店の真向かい = 鴨川沿岸は丁度、祇園祭・神輿洗の際に清めの水の桶が置かれる場所。
正に、神輿のスピリチュアルキーが発行される場です。平安から続く霊的DMZです。アジールです。
近世以降の盛り場化や歌舞伎発生も、こうした地力がOSとなって起こったという妄想、止まりません。
京阪地下化以降に整備されたであろう、超最近な沿岸の紅葉にさえ、霊的説得力を感じるというか。

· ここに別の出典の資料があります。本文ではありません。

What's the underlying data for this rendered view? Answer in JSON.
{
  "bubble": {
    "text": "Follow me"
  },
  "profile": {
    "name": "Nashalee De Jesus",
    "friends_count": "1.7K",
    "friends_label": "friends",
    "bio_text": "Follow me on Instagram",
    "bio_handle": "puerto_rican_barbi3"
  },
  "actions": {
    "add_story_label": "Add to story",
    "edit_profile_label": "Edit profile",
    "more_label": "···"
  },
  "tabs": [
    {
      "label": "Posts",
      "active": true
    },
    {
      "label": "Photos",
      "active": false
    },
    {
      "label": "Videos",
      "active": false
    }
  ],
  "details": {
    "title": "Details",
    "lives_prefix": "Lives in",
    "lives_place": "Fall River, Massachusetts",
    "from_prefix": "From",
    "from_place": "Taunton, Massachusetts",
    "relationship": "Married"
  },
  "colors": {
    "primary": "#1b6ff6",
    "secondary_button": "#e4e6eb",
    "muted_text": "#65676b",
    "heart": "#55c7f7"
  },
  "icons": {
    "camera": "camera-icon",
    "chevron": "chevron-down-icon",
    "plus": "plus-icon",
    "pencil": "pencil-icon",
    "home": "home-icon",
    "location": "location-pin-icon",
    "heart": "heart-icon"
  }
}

近世・近代・現代のテクノロジーと親和性を持ち、そのことでアジール化を進めてきた、川端四条。
そう思うと、かぶら蒸しの如き形をした謎のカブり者が客引きをしてるのも、此地らしい光景なのかも。
家庭とは違う、アジールゆえに生じ得る人間的な温もり。そんな温もりに触れて、私も何か和みます。
そしてそんな 「外」 な私の傍では、カブいた出立の出雲阿国像が、急にハレた冬空を仰いでました。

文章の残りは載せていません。